AIRLINES in the UK are preparing messages for their websites warning customers about the risks of booking flights after March 2019.

The warnings will begin to appear in spring next year if the government has failed to break the deadlock in the ongoing Brexit negotiations.

It would affect tickets to EU destinations as well as up to 17 other countries, including the US, as flights to places like America are covered under current EU regulation.

If flights are grounded as a result of ‘no deal’, then airlines would compensate passengers for the cost of their flights.

But any extra costs usually covered by airlines based on EU regulations – like compensation – would not be paid out.

Air traffic in the EU is currently governed by the Single European Sky arrangement that allows planes to fly without restriction from one European country to another.

For things to continue as such, a new treaty will have to be agreed between the UK and the EU.

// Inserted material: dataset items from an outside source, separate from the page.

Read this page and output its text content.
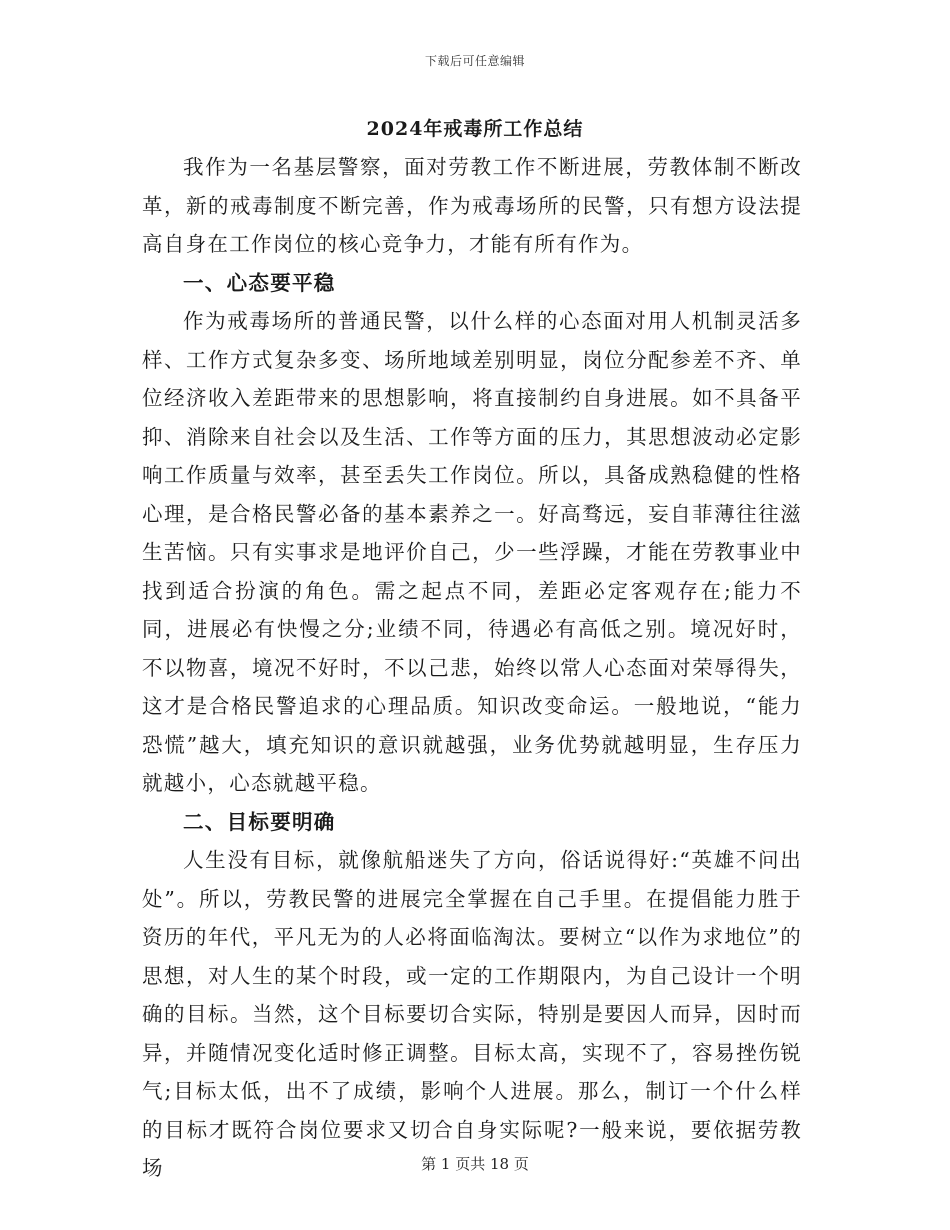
下载后可任意编辑
2024年戒毒所工作总结

我作为一名基层警察，面对劳教工作不断进展，劳教体制不断改革，新的戒毒制度不断完善，作为戒毒场所的民警，只有想方设法提高自身在工作岗位的核心竞争力，才能有所有作为。

一、心态要平稳

作为戒毒场所的普通民警，以什么样的心态面对用人机制灵活多样、工作方式复杂多变、场所地域差别明显，岗位分配参差不齐、单位经济收入差距带来的思想影响，将直接制约自身进展。如不具备平抑、消除来自社会以及生活、工作等方面的压力，其思想波动必定影响工作质量与效率，甚至丢失工作岗位。所以，具备成熟稳健的性格心理，是合格民警必备的基本素养之一。好高骛远，妄自菲薄往往滋生苦恼。只有实事求是地评价自己，少一些浮躁，才能在劳教事业中找到适合扮演的角色。需之起点不同，差距必定客观存在;能力不同，进展必有快慢之分;业绩不同，待遇必有高低之别。境况好时，不以物喜，境况不好时，不以己悲，始终以常人心态面对荣辱得失，这才是合格民警追求的心理品质。知识改变命运。一般地说，“能力恐慌”越大，填充知识的意识就越强，业务优势就越明显，生存压力就越小，心态就越平稳。

二、目标要明确

人生没有目标，就像航船迷失了方向，俗话说得好:“英雄不问出处”。所以，劳教民警的进展完全掌握在自己手里。在提倡能力胜于资历的年代，平凡无为的人必将面临淘汰。要树立“以作为求地位”的思想，对人生的某个时段，或一定的工作期限内，为自己设计一个明确的目标。当然，这个目标要切合实际，特别是要因人而异，因时而异，并随情况变化适时修正调整。目标太高，实现不了，容易挫伤锐气;目标太低，出不了成绩，影响个人进展。那么，制订一个什么样的目标才既符合岗位要求又切合自身实际呢?一般来说，要依据劳教场	第 1 页共 18 页
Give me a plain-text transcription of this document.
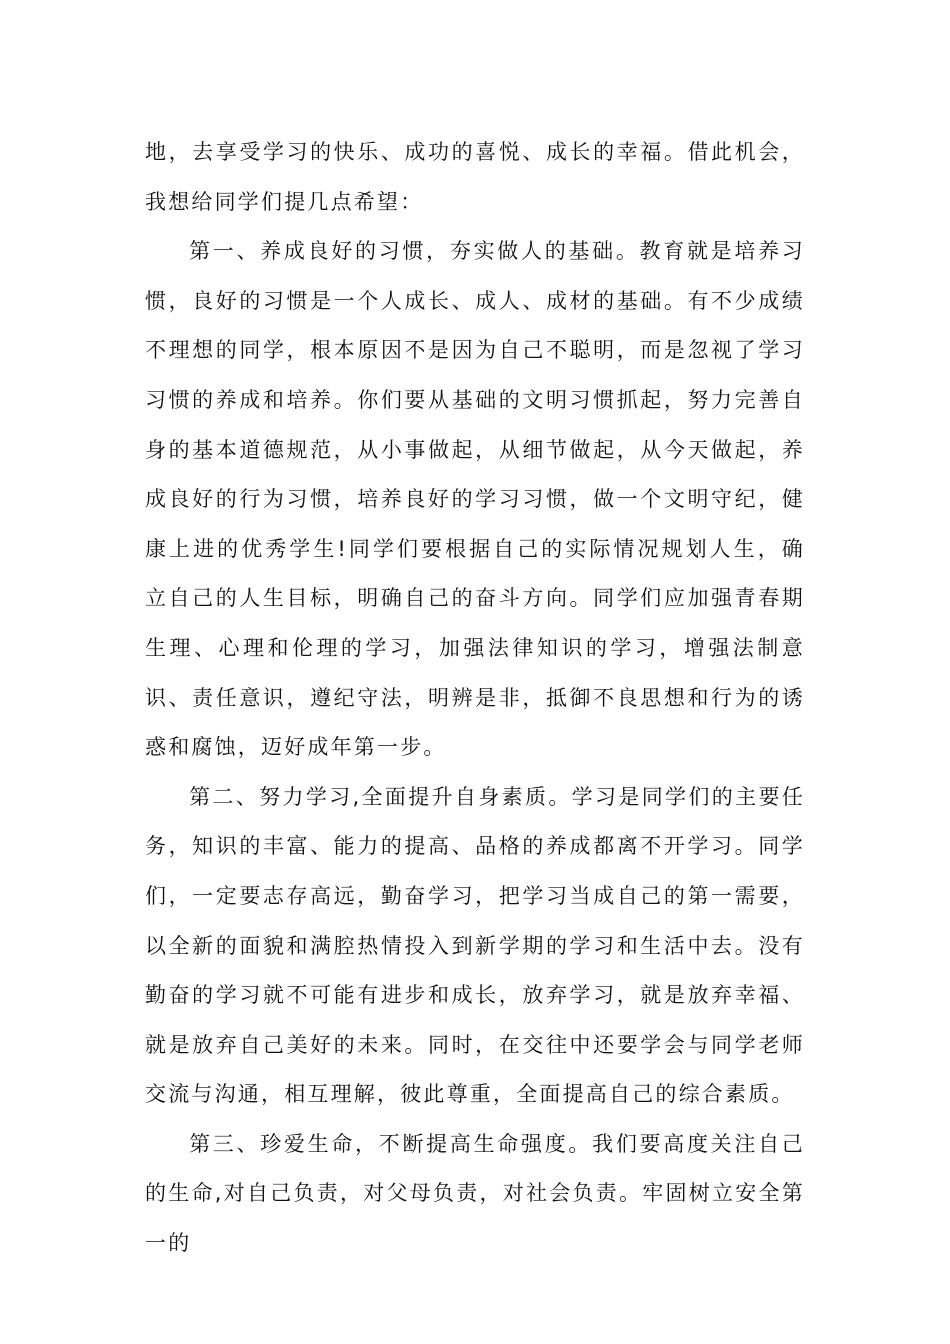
地，去享受学习的快乐、成功的喜悦、成长的幸福。借此机会，我想给同学们提几点希望：

第一、养成良好的习惯，夯实做人的基础。教育就是培养习惯，良好的习惯是一个人成长、成人、成材的基础。有不少成绩不理想的同学，根本原因不是因为自己不聪明，而是忽视了学习习惯的养成和培养。你们要从基础的文明习惯抓起，努力完善自身的基本道德规范，从小事做起，从细节做起，从今天做起，养成良好的行为习惯，培养良好的学习习惯，做一个文明守纪，健康上进的优秀学生!同学们要根据自己的实际情况规划人生，确立自己的人生目标，明确自己的奋斗方向。同学们应加强青春期生理、心理和伦理的学习，加强法律知识的学习，增强法制意识、责任意识，遵纪守法，明辨是非，抵御不良思想和行为的诱惑和腐蚀，迈好成年第一步。

第二、努力学习,全面提升自身素质。学习是同学们的主要任务，知识的丰富、能力的提高、品格的养成都离不开学习。同学们，一定要志存高远，勤奋学习，把学习当成自己的第一需要，以全新的面貌和满腔热情投入到新学期的学习和生活中去。没有勤奋的学习就不可能有进步和成长，放弃学习，就是放弃幸福、就是放弃自己美好的未来。同时，在交往中还要学会与同学老师交流与沟通，相互理解，彼此尊重，全面提高自己的综合素质。

第三、珍爱生命，不断提高生命强度。我们要高度关注自己的生命,对自己负责，对父母负责，对社会负责。牢固树立安全第一的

It comes a month after UK Chancellor Philip Hammond warned MPs that all air traffic could ‘theoretically’ stop the day after Brexit.

He said today during a select committee: “It is theoretically conceivable that in a no-deal scenario there will be no air traffic moving between the UK and European Union on March 29, 2019 – but I don’t think anyone seriously believes that is where we’ll get to.

“So there are a range of outcomes. What we will need to do at a point in time is determine what a realistic worst case scenario that we need to plan for and invest for.”

Airlines reportedly continue to be optimistic that a deal will be struck between Britain and the EU.

But there are concerns the government won’t approve an aviation deal if it has to abide by certain European Courts of Justice rulings.